Un évènement qui n’a pas fait de bruit, loin s’en faut : la publication, fin mai, de 2000 vers inédits du poète et écrivain Charles Péguy (7 janvier 1873 – 5 septembre 1914).
“On le doit à Romain Vaissermann qui a récemment publié aux éditions Paradigme une version complète de La Tapisserie de Sainte-Geneviève et de Jeanne d’Arc de Charles Péguy parue le 1er décembre 1912 dans les Cahiers de la Quinzaine comprenant, pour la première fois, deux mille vers inédits qui figurent dans les manuscrits mais n’avaient jamais été publiés, pas même en 1912 !”, indique le sénateur du Loiret Jean-Pierre Sueur, grand amateur de Péguy, qui passa son enfance Faubourg de Bourgogne à Orléans et dont il est aussi question dans La Tapisserie de Sainte Geneviève et de Jeanne d’Arc.
Cette Tapisserie est composée de neuf parties appelées par Péguy « Neuf jours ». Une partie des textes inédits sont des états inédits du Jour VIII. Mais l’essentiel, soit 1.898 vers, constitue un texte unique qui, pour Romain Vaissermann complète le huitième ou le neuvième jour, alors que pour Julie Sabiani, il s’agissait d’un grand fragment, au moins, d’un dixième jour.
Car ces vers, s’ils n’ont jamais été publiés, n’étaient pas inconnus.
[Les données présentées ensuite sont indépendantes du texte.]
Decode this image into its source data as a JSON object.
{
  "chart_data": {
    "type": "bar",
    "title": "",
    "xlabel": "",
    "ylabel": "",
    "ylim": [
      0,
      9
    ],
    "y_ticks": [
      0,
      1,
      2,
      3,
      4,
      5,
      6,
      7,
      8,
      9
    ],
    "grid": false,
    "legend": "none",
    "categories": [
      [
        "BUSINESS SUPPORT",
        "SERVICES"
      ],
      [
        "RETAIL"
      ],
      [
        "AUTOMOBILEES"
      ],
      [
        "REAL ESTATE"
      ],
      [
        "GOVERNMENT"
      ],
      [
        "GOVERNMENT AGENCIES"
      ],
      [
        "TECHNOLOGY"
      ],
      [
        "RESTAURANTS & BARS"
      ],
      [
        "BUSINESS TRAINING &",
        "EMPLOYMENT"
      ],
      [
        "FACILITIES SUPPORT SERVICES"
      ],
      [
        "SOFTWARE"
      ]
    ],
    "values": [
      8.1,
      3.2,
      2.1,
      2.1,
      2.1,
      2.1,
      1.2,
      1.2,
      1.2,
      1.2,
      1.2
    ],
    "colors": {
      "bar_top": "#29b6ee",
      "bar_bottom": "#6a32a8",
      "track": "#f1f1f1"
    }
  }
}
Julie Sabiani – hélas disparue – y a consacré sa thèse intitulée « Les alexandrins inédits et poèmes posthumes de Charles Péguy (1903-1913) » en 1989. Mais Julie Sabiani a souhaité que celle-ci restât inédite – en raison, sans doute, de son constant perfectionnisme – ce pour quoi Romain Vaissermann ne la cite qu’avec parcimonie.
On peut regretter que ces vers inédits n’aient pas pu être inclus dans la récente édition, dans la Bibliothèque de la Pléiade, des Œuvres dramatiques et poétiques de Charles Péguy en raison des contraintes qui furent imposées aux quatre éditeurs, Claire Daudin, Pauline Bruley, Jérôme Roger et – justement – Romain Vaissermann, contraintes qui les conduisirent aussi à réduire considérablement l’appareil critique : il aurait fallu deux tomes – mais c’est une autre histoire !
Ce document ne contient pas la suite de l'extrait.